Fine-tune large language models with Amazon SageMaker Autopilot
Fine-tuning foundation models (FMs) is a process that involves exposing a pre-trained FM to task-specific data and fine-tuning its parameters. It can then develop a deeper understanding and produce more accurate and relevant outputs for that particular domain.
In this post, we show how to use an Amazon SageMaker Autopilot training job with the AutoMLV2 SDK to fine-tune a Meta Llama2-7B model on question answering tasks. Specifically, we train the model on multiple-choice science exam questions covering physics, chemistry, and biology. This fine-tuning approach can be extended to other tasks, such as summarization or text generation, in domains like healthcare, education, or financial services.
AutoMLV2 supports the instruction-based fine-tuning of a selection of general-purpose FMs powered by Amazon SageMaker JumpStart. We use Amazon SageMaker Pipelines, which helps automate the different steps, including data preparation, fine-tuning, and creating the model. We use the open source library fmeval to evaluate the model and register it in the Amazon SageMaker Model Registry based on its performance.
Solution overview
The following architecture diagram shows the various steps involved to create an automated and scalable process to fine-tune large language models (LLMs) using AutoMLV2. The AutoMLV2 SDK simplifies the process of creating and managing AutoML jobs by providing high-level functions and abstractions, making it straightforward for developers who may not be familiar with AutoML concepts. The CreateAutoMLJobV2 API offers a low-level interface that allows for more control and customization. Using the SDK offers benefits like faster prototyping, better usability, and pre-built functions, and the API is better for advanced customizations.
To implement the solution, we use SageMaker Pipelines in Amazon SageMaker Studio to orchestrate the different steps. The solution consists of two pipelines: training and inference.
To create the training pipeline, you complete the following steps:
Load and prepare the dataset.
- Create a SageMaker Autopilot CreateAutoMLJobV2 training job.
- Check the training job status.
- Deploy the best candidate model.
The following steps configure the inference pipeline:
Preprocess data for evaluation.
- Evaluate the model using the fmeval library.
- Register the model if it meets the required performance.
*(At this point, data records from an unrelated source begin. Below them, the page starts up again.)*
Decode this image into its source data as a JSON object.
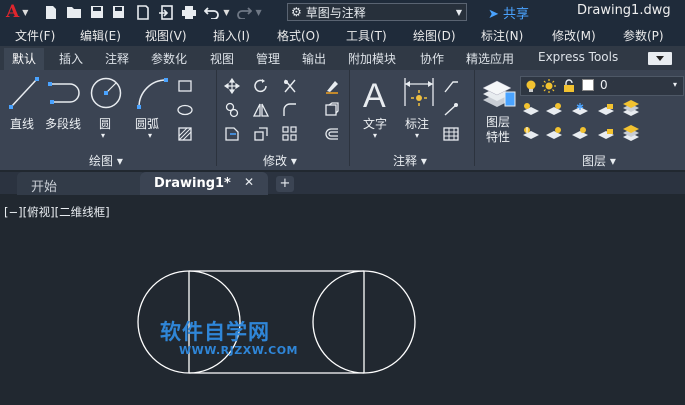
{
  "app": {
    "logo": "A",
    "workspace": "草图与注释",
    "share": "共享",
    "document_title": "Drawing1.dwg"
  },
  "menu": [
    "文件(F)",
    "编辑(E)",
    "视图(V)",
    "插入(I)",
    "格式(O)",
    "工具(T)",
    "绘图(D)",
    "标注(N)",
    "修改(M)",
    "参数(P)"
  ],
  "ribbon_tabs": [
    "默认",
    "插入",
    "注释",
    "参数化",
    "视图",
    "管理",
    "输出",
    "附加模块",
    "协作",
    "精选应用",
    "Express Tools"
  ],
  "draw_panel": {
    "title": "绘图",
    "tools": [
      "直线",
      "多段线",
      "圆",
      "圆弧"
    ]
  },
  "modify_panel": {
    "title": "修改"
  },
  "annotate_panel": {
    "title": "注释",
    "tools": [
      "文字",
      "标注"
    ]
  },
  "layer_panel": {
    "title": "图层",
    "properties_label": "图层特性",
    "current_layer": "0"
  },
  "doc_tabs": {
    "start": "开始",
    "drawing": "Drawing1*"
  },
  "viewport_label": "[−][俯视][二维线框]",
  "watermark": {
    "main": "软件自学网",
    "url": "WWW.RJZXW.COM"
  },
  "colors": {
    "background": "#212830",
    "ribbon": "#3b4453",
    "accent_blue": "#4aa3ff",
    "logo_red": "#e0262d",
    "geometry": "#ffffff"
  }
}
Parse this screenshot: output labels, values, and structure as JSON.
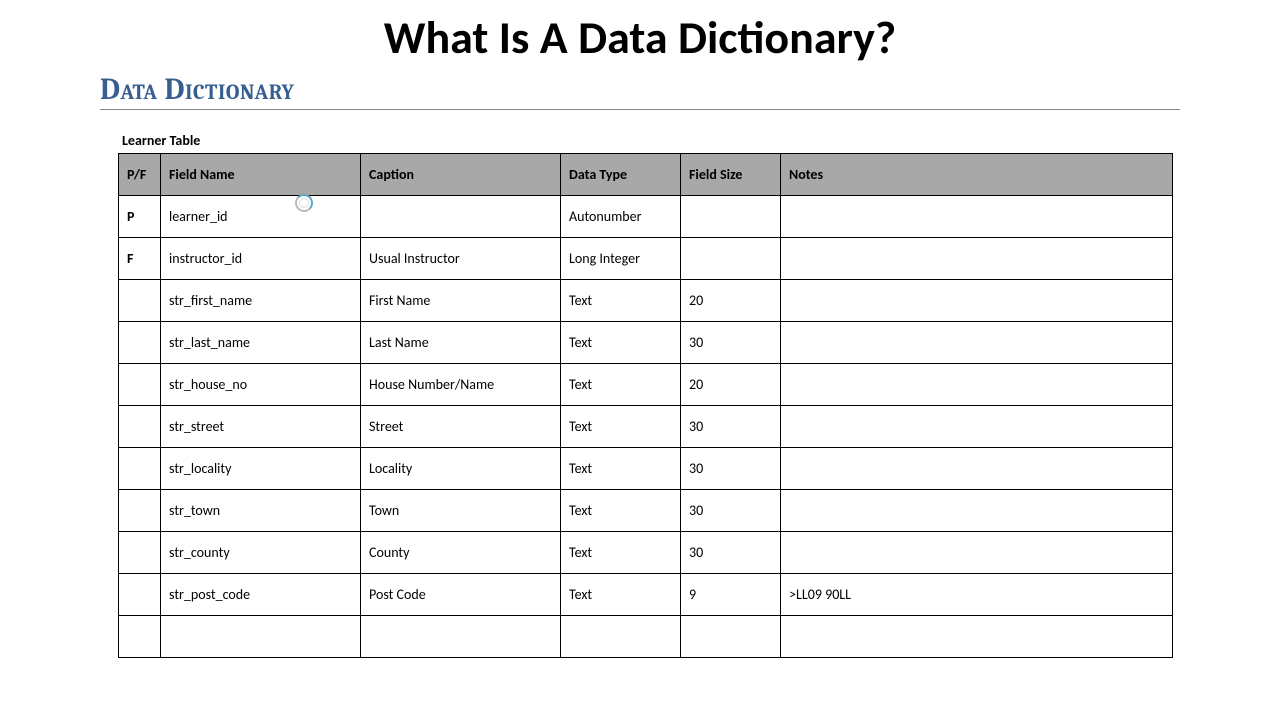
{
  "main_title": "What Is A Data Dictionary?",
  "section_heading": "Data Dictionary",
  "table_caption": "Learner Table",
  "columns": {
    "pf": "P/F",
    "field_name": "Field Name",
    "caption": "Caption",
    "data_type": "Data Type",
    "field_size": "Field Size",
    "notes": "Notes"
  },
  "rows": [
    {
      "pf": "P",
      "field_name": "learner_id",
      "caption": "",
      "data_type": "Autonumber",
      "field_size": "",
      "notes": ""
    },
    {
      "pf": "F",
      "field_name": "instructor_id",
      "caption": "Usual Instructor",
      "data_type": "Long Integer",
      "field_size": "",
      "notes": ""
    },
    {
      "pf": "",
      "field_name": "str_first_name",
      "caption": "First Name",
      "data_type": "Text",
      "field_size": "20",
      "notes": ""
    },
    {
      "pf": "",
      "field_name": "str_last_name",
      "caption": "Last Name",
      "data_type": "Text",
      "field_size": "30",
      "notes": ""
    },
    {
      "pf": "",
      "field_name": "str_house_no",
      "caption": "House Number/Name",
      "data_type": "Text",
      "field_size": "20",
      "notes": ""
    },
    {
      "pf": "",
      "field_name": "str_street",
      "caption": "Street",
      "data_type": "Text",
      "field_size": "30",
      "notes": ""
    },
    {
      "pf": "",
      "field_name": "str_locality",
      "caption": "Locality",
      "data_type": "Text",
      "field_size": "30",
      "notes": ""
    },
    {
      "pf": "",
      "field_name": "str_town",
      "caption": "Town",
      "data_type": "Text",
      "field_size": "30",
      "notes": ""
    },
    {
      "pf": "",
      "field_name": "str_county",
      "caption": "County",
      "data_type": "Text",
      "field_size": "30",
      "notes": ""
    },
    {
      "pf": "",
      "field_name": "str_post_code",
      "caption": "Post Code",
      "data_type": "Text",
      "field_size": "9",
      "notes": ">LL09 90LL"
    },
    {
      "pf": "",
      "field_name": "",
      "caption": "",
      "data_type": "",
      "field_size": "",
      "notes": ""
    }
  ]
}
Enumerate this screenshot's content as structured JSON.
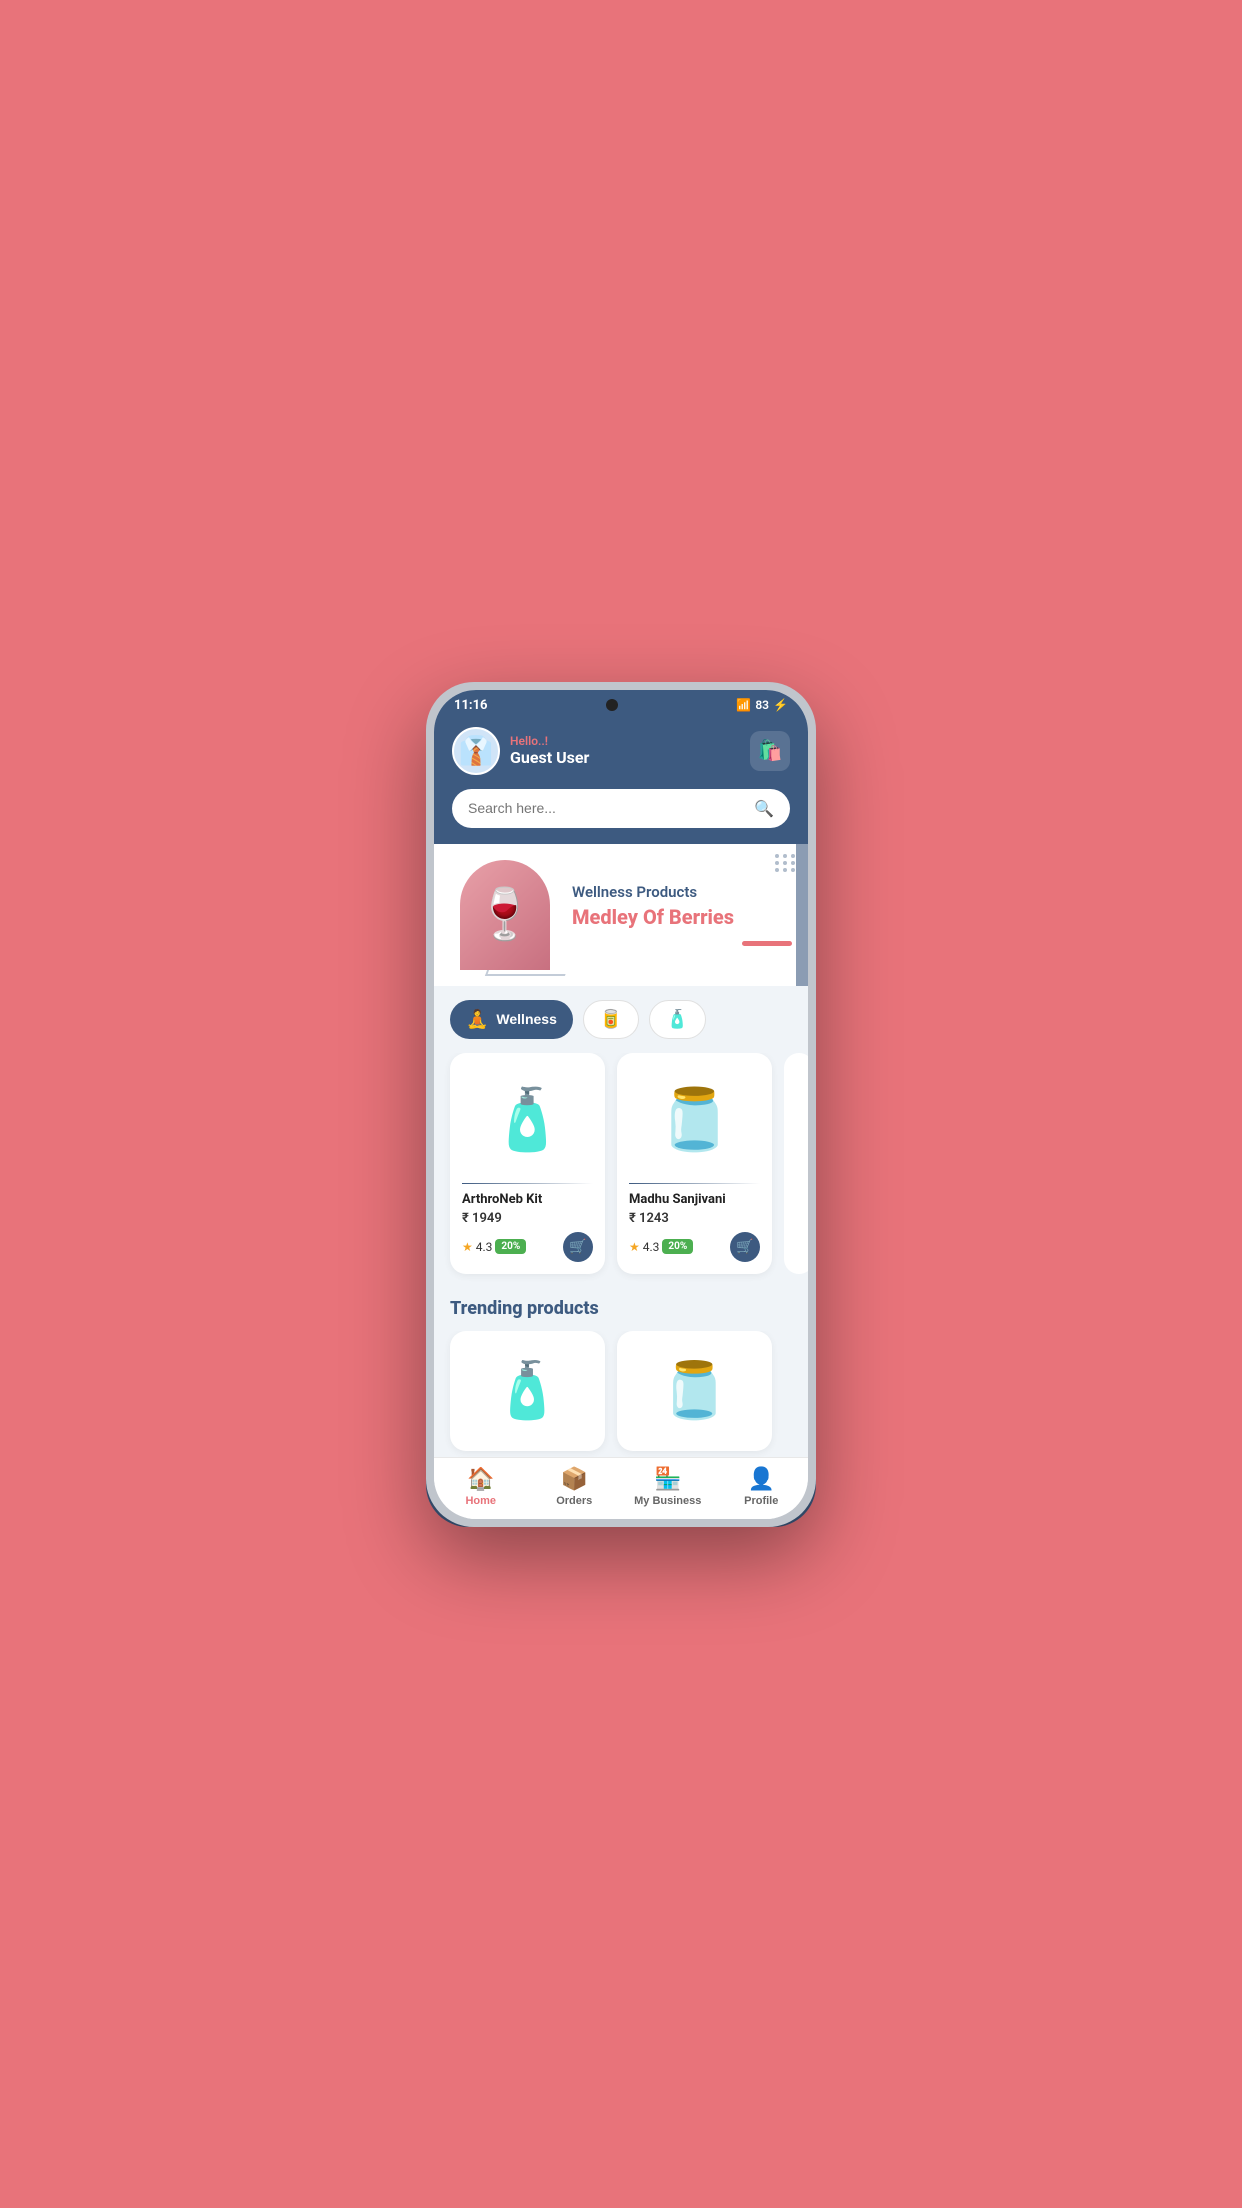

To deploy the solution, refer to the GitHub repo, which provides step-by-step instructions for fine-tuning Meta Llama2-7B using SageMaker Autopilot and SageMaker Pipelines.
Prerequisites
For this walkthrough, complete the following prerequisite steps:
- Set up an AWS account.
- Create a SageMaker Studio environment.
- Create two AWS Identity and Access Management (IAM) roles:
LambdaExecutionRole
andSageMakerExecutionRole
, with permissions as outlined in the SageMaker notebook. The managed policies should be scoped down further for improved security. For instructions, refer to Create a role to delegate permissions to an IAM user. - On the SageMaker Studio console, upload the code from the GitHub repo.
- Open the SageMaker notebook ipynb and run the cells.
Training pipeline
The following training pipeline shows a streamlined way to automate the fine-tuning of a pre-trained LLM and the deployment of the model to a real-time endpoint inference.
Prepare the data
For this project, we used the SciQ dataset, which contains science exam questions about physics, chemistry, biology, and other subjects. SageMaker Autopilot supports instruction-based fine-tuning datasets formatted as CSV files (default) or as Parquet files.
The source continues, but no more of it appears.